My nostalgia for the golden age of computer magazines, inspired by the news that my former employer PCWorld is discontinuing print publication, inspired The Atlantic‘s Alexis Madrigal to get nostalgic, too. Not for PCW, though — the computer magazine that mattered to him was Computer Shopper, the single most important buying tool for PC shoppers in the days before there was a World Wide Web:
Without even noticing, pulling that tome onto my lap over the years, I started to acquire the feel for Moore’s Law, which says that the number of transistors on an integrated circuit will double every year and a half or two. In that formulation, it’s hard to wrap your head around the implications, but as a kid, when you have very little disposable income, it meant that everything got cheap quickly. What was hopelessly out of reach when the school year began might be something you could buy by Christmas break or summer. Looking around, this was not happening with toy prices or (later) car prices. Computers were special this way.
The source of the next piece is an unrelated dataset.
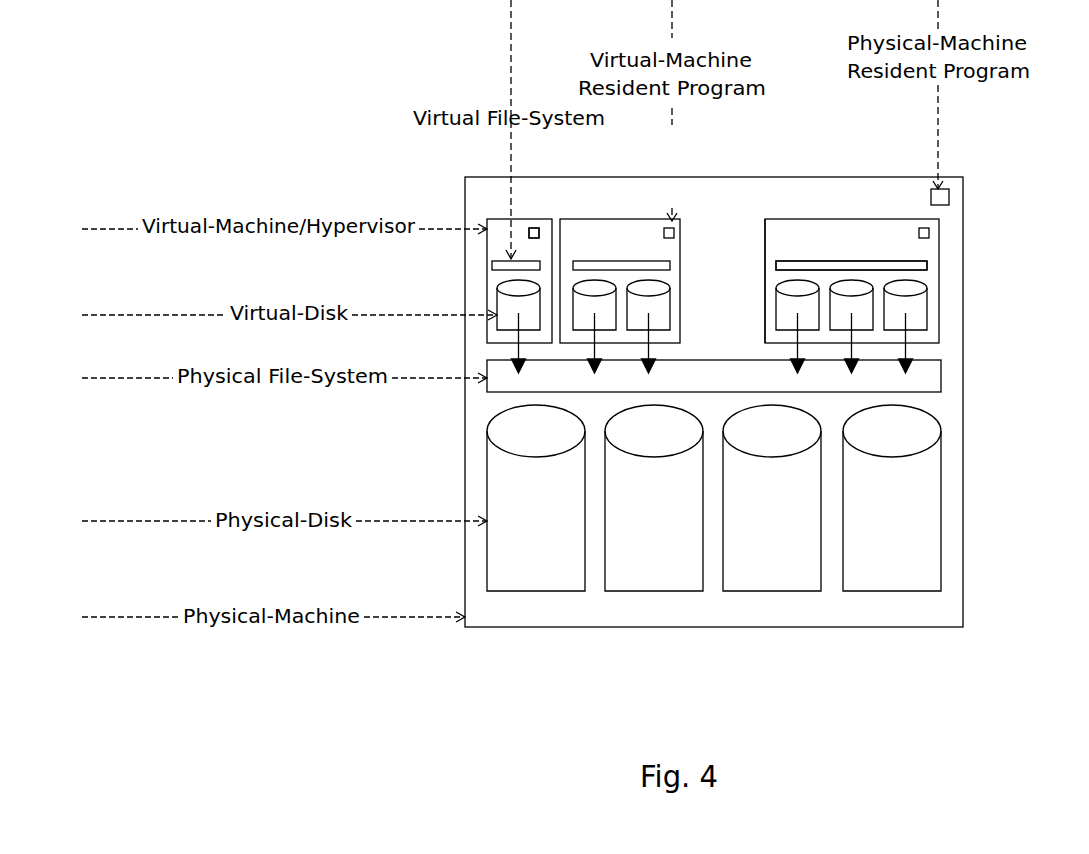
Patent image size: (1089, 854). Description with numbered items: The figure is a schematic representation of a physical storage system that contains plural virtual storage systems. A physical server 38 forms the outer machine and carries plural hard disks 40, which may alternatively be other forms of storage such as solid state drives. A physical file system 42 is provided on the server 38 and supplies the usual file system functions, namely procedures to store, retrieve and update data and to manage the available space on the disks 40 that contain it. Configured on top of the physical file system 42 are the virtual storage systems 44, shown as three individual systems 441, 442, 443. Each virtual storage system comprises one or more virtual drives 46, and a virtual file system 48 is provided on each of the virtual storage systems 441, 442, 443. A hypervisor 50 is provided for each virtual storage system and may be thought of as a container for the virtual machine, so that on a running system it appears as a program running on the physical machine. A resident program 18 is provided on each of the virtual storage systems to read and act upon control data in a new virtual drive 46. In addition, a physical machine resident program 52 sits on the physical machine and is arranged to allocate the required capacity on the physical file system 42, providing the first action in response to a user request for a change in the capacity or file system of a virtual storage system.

Great piece. The current Computer Shopper website, with the tagline “No-Nonsense Buying Advice Since 1979,” has a little of the style of the magazine, but none of its significance to the industry. In fact, there’s no way any single website could ever be as important to the PC business as Shopper was from roughly the late 1980s until the mid-1990s.
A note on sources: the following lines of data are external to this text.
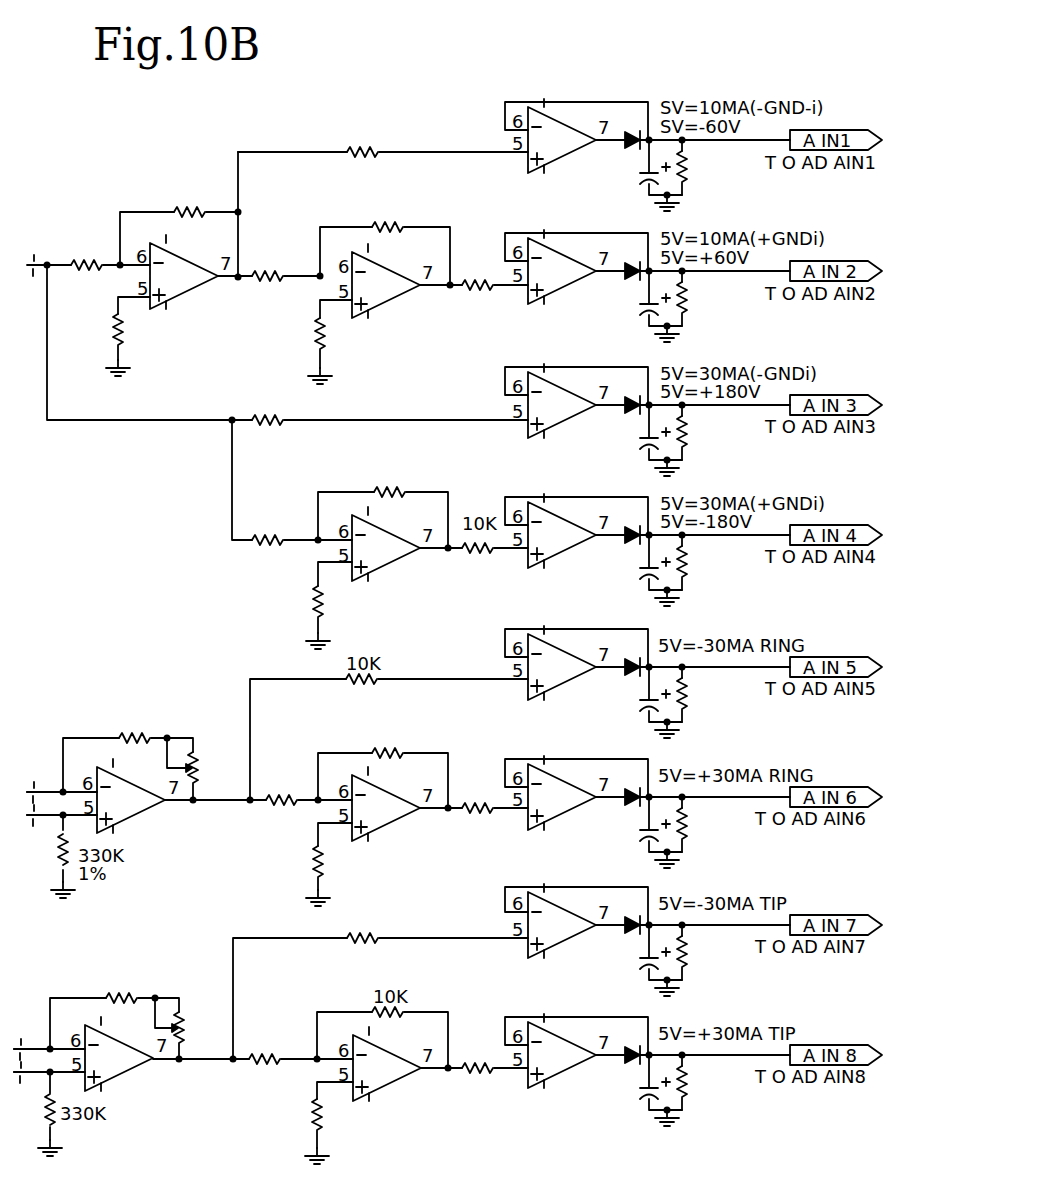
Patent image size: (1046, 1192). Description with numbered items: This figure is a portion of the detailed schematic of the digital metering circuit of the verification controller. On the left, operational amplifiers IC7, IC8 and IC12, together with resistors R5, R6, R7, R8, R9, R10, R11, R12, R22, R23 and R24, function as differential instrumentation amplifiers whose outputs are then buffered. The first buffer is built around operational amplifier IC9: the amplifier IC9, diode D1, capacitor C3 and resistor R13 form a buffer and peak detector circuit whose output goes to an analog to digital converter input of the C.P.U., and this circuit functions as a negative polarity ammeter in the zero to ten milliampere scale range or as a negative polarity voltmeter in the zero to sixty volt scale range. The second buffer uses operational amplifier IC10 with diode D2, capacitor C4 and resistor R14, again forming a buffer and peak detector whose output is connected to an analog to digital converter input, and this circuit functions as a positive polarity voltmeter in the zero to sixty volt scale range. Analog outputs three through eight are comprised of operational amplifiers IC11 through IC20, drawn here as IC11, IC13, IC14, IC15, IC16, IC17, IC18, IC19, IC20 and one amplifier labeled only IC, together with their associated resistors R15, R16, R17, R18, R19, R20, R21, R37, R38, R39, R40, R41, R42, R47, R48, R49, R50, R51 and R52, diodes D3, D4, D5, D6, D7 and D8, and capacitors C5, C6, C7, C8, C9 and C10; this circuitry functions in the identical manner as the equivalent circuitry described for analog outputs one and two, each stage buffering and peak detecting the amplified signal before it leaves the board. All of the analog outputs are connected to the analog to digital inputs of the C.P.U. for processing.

The resistor R5 is at (89, 267).
The resistor R6 is at (193, 211).
The resistor R7 is at (124, 328).
The resistor R8 is at (365, 151).
The resistor R9 is at (270, 275).
The resistor R10 is at (390, 226).
The resistor R11 is at (324, 334).
The resistor R12 is at (480, 279).
The resistor R13 is at (707, 167).
The resistor R14 is at (707, 298).
The 100K load resistor R15 is at (707, 432).
The 100K load resistor R16 is at (707, 562).
The 100K load resistor R17 is at (707, 694).
The 100K load resistor R18 is at (707, 824).
The 100K load resistor R19 is at (707, 952).
The 100K load resistor R20 is at (707, 1082).
The 10K resistor R21 is at (270, 419).
The resistor R22 is at (270, 539).
The resistor R23 is at (392, 491).
The resistor R24 is at (319, 597).
The 270K feedback resistor R37 is at (128, 998).
The 100K potentiometer R38 is at (202, 1023).
The 10K resistor R39 is at (365, 937).
The 10K resistor R40 is at (267, 1058).
The 10K resistor to ground R41 is at (319, 1115).
The 10K resistor R42 is at (480, 1063).
The 270K feedback resistor R47 is at (140, 738).
The 100K potentiometer R48 is at (217, 763).
The 10K resistor R49 is at (284, 799).
The 10K feedback resistor R50 is at (390, 752).
The 10K resistor to ground R51 is at (319, 856).
The 10K resistor R52 is at (480, 803).
The operational amplifier IC7 is at (184, 272).
The operational amplifier IC8 is at (386, 281).
The operational amplifier IC9 is at (562, 136).
The operational amplifier IC10 is at (562, 267).
The operational amplifier IC11 is at (562, 401).
The operational amplifier IC12 is at (386, 544).
The operational amplifier IC13 is at (562, 531).
The operational amplifier IC14 is at (562, 663).
The operational amplifier IC15 is at (131, 796).
The operational amplifier IC16 is at (386, 804).
The operational amplifier IC17 is at (562, 793).
The operational amplifier IC18 is at (119, 1054).
The operational amplifier IC19 is at (387, 1064).
The operational amplifier IC20 is at (562, 1051).
The operational amplifier IC is at (562, 921).
The diode D1 is at (632, 126).
The diode D2 is at (632, 257).
The diode D3 is at (632, 391).
The diode D4 is at (632, 521).
The diode D5 is at (632, 653).
The diode D6 is at (632, 783).
The diode D7 is at (632, 911).
The diode D8 is at (632, 1041).
The capacitor C3 is at (646, 175).
The capacitor C4 is at (646, 306).
The 2.2 uF capacitor C5 is at (646, 440).
The 2.2 uF capacitor C6 is at (646, 570).
The 2.2 uF capacitor C7 is at (646, 702).
The 2.2 uF capacitor C8 is at (646, 832).
The 2.2 uF capacitor C9 is at (646, 960).
The 2.2 uF capacitor C10 is at (642, 1090).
As my family, old friends and long-ago colleagues know, I got my start in the computer-magazine biz at a publication called Computer Buying World. It set out to kill Computer Shopper, or at least be a formidable competitor — but while Shopper grew fatter and fatter with ads, CBW wasted away and eventually died. If you weren’t there, you can’t imagine how despiriting it was to try to beat that magazine at its own game — or how silly, in retrospect, to even try.